​Fonterra has been doing it tough lately. That the company's board and management is under pressure is patently obvious. Fonterra needs to respond, but how? Is Fonterra simply a victim of a perfect storm, or could the current problems have been avoided (or at least their effect minimised)?
Some background. Fonterra is New Zealand's largest company, responsible for 25% of the country's GDP. The company, a co-operative, sells milk products around the world. It sells, largely, commodity products and, therefore, is exposed to commodity pricing fluctuations. The prices Fonterra is receiving for its milk products has fallen significantly in recent times, down to US$2176 per tonne (whole milk powder) at the latest GlobalDairyTrade auction on 3 May 2016—less than half what it was two to three years ago (the price averaged US$5000 per tonne in 2013). As a consequence, the price Fonterra pays to its farmer-suppliers has tumbled, from highs of over $8.00 per kilo of milk solids to now $3.90 per kilo. 
During the good times, farmers were actively encouraged to convert land from other types of farming to dairy farms. Many did so, funded by debt. Banks supported these conversions, given the high milk prices. However, few realised that milk prices follow oil prices very closely (the correlation value is something like 0.95 and the lag is measured in weeks). As oil prices dropped, milk commodities followed, and predictably so. Now, many farmers are running up huge losses, and yet Fonterra continues to encourage more supply which, inevitably, will make the problem worse not better. If the company stopped investing in monolithic bulk plants, it would free up hundreds of millions of dollars immediately. That money could be used to support suppliers with better prices, or to make some serious moves further up the value chain, as Tatua and others have already proved is realistically achievable.
So, where to from here? From the outside looking in, Fonterra has several options worthy of investigation. Here's a few suggestions to get things underway:
  • Go back to basics. Immediately stop any further capital projects like new plants. Dissect the current reality. Revisit and confirm why Fonterra exists. Without a clearly defined purpose everything else is, simply, activity.
  • With purpose determined, review the corporate strategy. Is Fonterra a bulk commodity processor, or is it serious about becoming a marketing company, selling value-added milk-based products around the world? Several years ago, Fonterra went on record saying it was committed to value-add. Yet even now it continues to build huge plants to process bulk milk.
  • Structure and operations. Is a co-operative structure appropriate, given the scale and complexity of the business? Would a more conventional shareholding model (i.e., corporatisation) be more suitable? This needs to be looked at, and quickly. Farmers need the choice of becoming straightforward suppliers without any shareholding burden. Some will want to free up capital to reduce debt, whereas others will want to continue to hold Fonterra shares.  A straightforward supplier relationship would also enable the business to negotiate supply terms with farmers, thus giving financial surety to farmers. One possible downside, in the short-term anyway, is that would also introduce more competition.

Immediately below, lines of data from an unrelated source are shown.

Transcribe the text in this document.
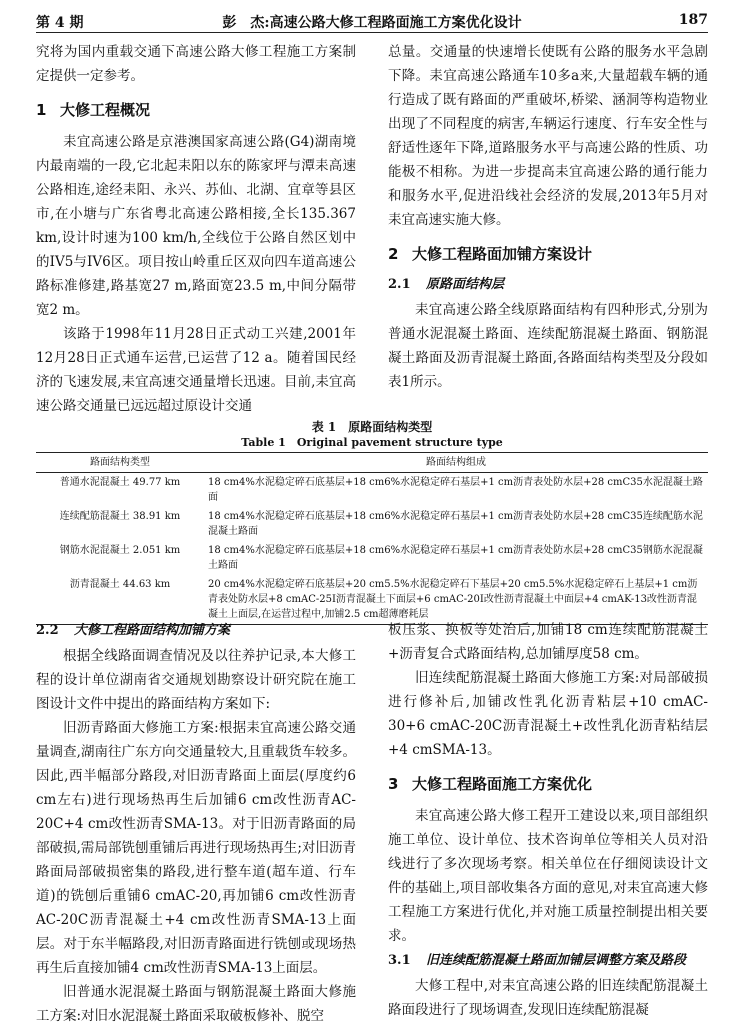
第 4 期	彭　杰:高速公路大修工程路面施工方案优化设计	187

究将为国内重载交通下高速公路大修工程施工方案制定提供一定参考。

1 大修工程概况

耒宜高速公路是京港澳国家高速公路(G4)湖南境内最南端的一段,它北起耒阳以东的陈家坪与潭耒高速公路相连,途经耒阳、永兴、苏仙、北湖、宜章等县区市,在小塘与广东省粤北高速公路相接,全长135.367 km,设计时速为100 km/h,全线位于公路自然区划中的IV5与IV6区。项目按山岭重丘区双向四车道高速公路标准修建,路基宽27 m,路面宽23.5 m,中间分隔带宽2 m。

该路于1998年11月28日正式动工兴建,2001年12月28日正式通车运营,已运营了12 a。随着国民经济的飞速发展,耒宜高速交通量增长迅速。目前,耒宜高速公路交通量已远远超过原设计交通

总量。交通量的快速增长使既有公路的服务水平急剧下降。耒宜高速公路通车10多a来,大量超载车辆的通行造成了既有路面的严重破坏,桥梁、涵洞等构造物业出现了不同程度的病害,车辆运行速度、行车安全性与舒适性逐年下降,道路服务水平与高速公路的性质、功能极不相称。为进一步提高耒宜高速公路的通行能力和服务水平,促进沿线社会经济的发展,2013年5月对耒宜高速实施大修。

2 大修工程路面加铺方案设计
2.1 原路面结构层

耒宜高速公路全线原路面结构有四种形式,分别为普通水泥混凝土路面、连续配筋混凝土路面、钢筋混凝土路面及沥青混凝土路面,各路面结构类型及分段如表1所示。

表 1　原路面结构类型
Table 1　Original pavement structure type
路面结构类型	路面结构组成
普通水泥混凝土 49.77 km	18 cm4%水泥稳定碎石底基层+18 cm6%水泥稳定碎石基层+1 cm沥青表处防水层+28 cmC35水泥混凝土路面
连续配筋混凝土 38.91 km	18 cm4%水泥稳定碎石底基层+18 cm6%水泥稳定碎石基层+1 cm沥青表处防水层+28 cmC35连续配筋水泥混凝土路面
钢筋水泥混凝土 2.051 km	18 cm4%水泥稳定碎石底基层+18 cm6%水泥稳定碎石基层+1 cm沥青表处防水层+28 cmC35钢筋水泥混凝土路面
沥青混凝土 44.63 km	20 cm4%水泥稳定碎石底基层+20 cm5.5%水泥稳定碎石下基层+20 cm5.5%水泥稳定碎石上基层+1 cm沥青表处防水层+8 cmAC-25I沥青混凝土下面层+6 cmAC-20I改性沥青混凝土中面层+4 cmAK-13改性沥青混凝土上面层,在运营过程中,加铺2.5 cm超薄磨耗层
2.2 大修工程路面结构加铺方案

根据全线路面调查情况及以往养护记录,本大修工程的设计单位湖南省交通规划勘察设计研究院在施工图设计文件中提出的路面结构方案如下:

旧沥青路面大修施工方案:根据耒宜高速公路交通量调查,湖南往广东方向交通量较大,且重载货车较多。因此,西半幅部分路段,对旧沥青路面上面层(厚度约6 cm左右)进行现场热再生后加铺6 cm改性沥青AC-20C+4 cm改性沥青SMA-13。对于旧沥青路面的局部破损,需局部铣刨重铺后再进行现场热再生;对旧沥青路面局部破损密集的路段,进行整车道(超车道、行车道)的铣刨后重铺6 cmAC-20,再加铺6 cm改性沥青AC-20C沥青混凝土+4 cm改性沥青SMA-13上面层。对于东半幅路段,对旧沥青路面进行铣刨或现场热再生后直接加铺4 cm改性沥青SMA-13上面层。

旧普通水泥混凝土路面与钢筋混凝土路面大修施工方案:对旧水泥混凝土路面采取破板修补、脱空

板压浆、换板等处治后,加铺18 cm连续配筋混凝土+沥青复合式路面结构,总加铺厚度58 cm。

旧连续配筋混凝土路面大修施工方案:对局部破损进行修补后,加铺改性乳化沥青粘层+10 cmAC-30+6 cmAC-20C沥青混凝土+改性乳化沥青粘结层+4 cmSMA-13。

3 大修工程路面施工方案优化

耒宜高速公路大修工程开工建设以来,项目部组织施工单位、设计单位、技术咨询单位等相关人员对沿线进行了多次现场考察。相关单位在仔细阅读设计文件的基础上,项目部收集各方面的意见,对耒宜高速大修工程施工方案进行优化,并对施工质量控制提出相关要求。

3.1 旧连续配筋混凝土路面加铺层调整方案及路段

大修工程中,对耒宜高速公路的旧连续配筋混凝土路面段进行了现场调查,发现旧连续配筋混凝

However, this also would have the effect of sharpening Fonterra's operations. The stated-owned telecommunications companies went through this in the 1980s and 1990s but they have come out much stronger for the experience.
  • Board, governance and representation. The current governance review, which feels like lip-service to many, needs to be both accelerated and taken seriously. Armer and Gent's proposal (reduce board size to nine, increase competency around the board table) has considerable merit and support in research, and Lockhart's interview lay the issues out in plain terms. If Fonterra shareholders are serious about growing a world-class business and securing good returns on assets employed, the company needs the best minds seated at the board table. The Shareholder's Council (and associated costs) would no longer be required if the company moved to a conventional corporate shareholder structure. The conflicts of interest that farmer directors inherently carry (as shareholders, directors and suppliers) also need to be resolved. Thankfully, some action may be imminent on these matters—but will it be enough?
  • Culture. Reading the body language, one correspondent noted the 'arrogance' of the leadership team. This needs to be resolved, and quickly. Enough said on this one.
If the Fonterra board is serious to driving company performance, for the good of all shareholders and the economy more generally, it needs to gather off-site with management urgently for several days. Sleeves need to be rolled up and egos left outside the room, to sort out why Fonterra exists (purpose); formulate a high-level strategy; and, develop a realistic recovery plan. Strong external facilitation will be required (probably a couple of capable independent facilitators with dairy sector, strategy and governance backgrounds) to work through some fairly tough issues. If this can be achieved, the company (and, therefore, the shareholders and suppliers) and the country will be better for the effort.